Beetle-killed trees lose timber value the longer they stand, study finds
Increased costs and problems taking beetle-killed trees from the forest make them less valuable for commercial uses the longer they stand, a report released Wednesday by the University of Montana found.
The study, authored by UM’s Bureau of Business and Economic Research and the U.S. Forest Service Rocky Mountain Research Station, examined the impacts that mountain pine beetles have on timber value and quality when compared to harvesting and processing.
“Over the past 15 years, the mountain pine beetle has caused considerable pine-tree mortality across Montana, affecting more than 9 million acres of forest,” said research associate Dan Loeffler. “The beetles have a negative impact on wood supply by reducing log quality and recoverable volume, as well as negatively impacting operability in the forest and at the sawmill.”
Loeffler said trees in the red or gray stage of a pine-beetle attack made up 25 percent of the state’s log supply from 2010 to 2014. That dropped to 5.8 percent in 2015.
For a typical lodgepole pine stand, Loeffler said, the volume suitable for lumber declined 15 percent between the green and red stages, and 50 percent between the red and gray stages.
Cracking in logs in the red stage of mortality had the highest negative impact on log value. Increased mill residue and log breakage during handling also impacted sawmill operations, Loeffler said.

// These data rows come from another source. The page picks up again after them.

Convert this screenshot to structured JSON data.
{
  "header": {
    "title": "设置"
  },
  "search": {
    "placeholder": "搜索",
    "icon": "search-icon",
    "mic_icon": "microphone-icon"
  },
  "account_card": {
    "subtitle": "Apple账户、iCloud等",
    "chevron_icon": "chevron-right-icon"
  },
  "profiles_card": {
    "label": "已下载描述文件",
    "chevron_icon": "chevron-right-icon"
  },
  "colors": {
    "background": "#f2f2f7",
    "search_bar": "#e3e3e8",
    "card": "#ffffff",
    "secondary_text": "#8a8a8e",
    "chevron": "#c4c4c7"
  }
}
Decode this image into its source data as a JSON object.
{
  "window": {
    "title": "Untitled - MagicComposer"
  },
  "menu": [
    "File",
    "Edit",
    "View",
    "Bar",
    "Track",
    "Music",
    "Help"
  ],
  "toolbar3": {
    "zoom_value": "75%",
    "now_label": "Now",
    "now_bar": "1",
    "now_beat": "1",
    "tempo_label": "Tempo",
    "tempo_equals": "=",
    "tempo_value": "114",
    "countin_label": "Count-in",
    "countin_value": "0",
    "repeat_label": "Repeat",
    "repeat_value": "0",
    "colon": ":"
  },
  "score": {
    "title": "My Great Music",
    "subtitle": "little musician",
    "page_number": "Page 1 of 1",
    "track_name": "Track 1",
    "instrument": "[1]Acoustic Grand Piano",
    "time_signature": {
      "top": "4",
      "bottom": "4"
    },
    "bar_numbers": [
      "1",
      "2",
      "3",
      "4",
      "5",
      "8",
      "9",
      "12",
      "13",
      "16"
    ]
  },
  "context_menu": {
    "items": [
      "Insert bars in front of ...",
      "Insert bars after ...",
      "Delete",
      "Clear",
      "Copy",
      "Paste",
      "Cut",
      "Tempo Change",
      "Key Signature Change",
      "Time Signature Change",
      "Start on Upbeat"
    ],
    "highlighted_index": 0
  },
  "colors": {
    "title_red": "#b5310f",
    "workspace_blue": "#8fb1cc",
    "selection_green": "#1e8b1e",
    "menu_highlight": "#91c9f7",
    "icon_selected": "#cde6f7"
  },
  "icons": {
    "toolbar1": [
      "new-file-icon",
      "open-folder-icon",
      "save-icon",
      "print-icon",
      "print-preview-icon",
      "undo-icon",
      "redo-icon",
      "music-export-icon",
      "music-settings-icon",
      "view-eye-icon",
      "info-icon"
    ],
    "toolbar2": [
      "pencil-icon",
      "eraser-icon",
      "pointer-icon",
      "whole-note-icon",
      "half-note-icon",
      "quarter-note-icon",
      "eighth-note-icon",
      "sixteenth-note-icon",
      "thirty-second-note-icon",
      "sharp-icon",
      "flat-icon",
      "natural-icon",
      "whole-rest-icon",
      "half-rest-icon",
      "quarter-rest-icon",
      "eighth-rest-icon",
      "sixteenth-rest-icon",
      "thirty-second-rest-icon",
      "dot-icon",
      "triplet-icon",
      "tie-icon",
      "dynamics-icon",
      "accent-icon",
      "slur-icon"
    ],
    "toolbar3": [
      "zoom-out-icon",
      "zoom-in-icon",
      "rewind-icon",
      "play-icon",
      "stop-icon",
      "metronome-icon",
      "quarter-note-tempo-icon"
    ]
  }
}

“Because of the low moisture and sap content in standing dead wood, saws and chippers do not perform as well when working with green timber,” Loeffler said. “Logs from beetle-killed trees result in lower-grade lumber and the byproduct – wood chips from milling – also may be less desirable.”
The report, which included Nate Anderson from the Rocky Mountain Research Station, concluded that if a stand is found economically and environmentally suitable for salvage harvesting, there’s financial risk in delaying that harvest.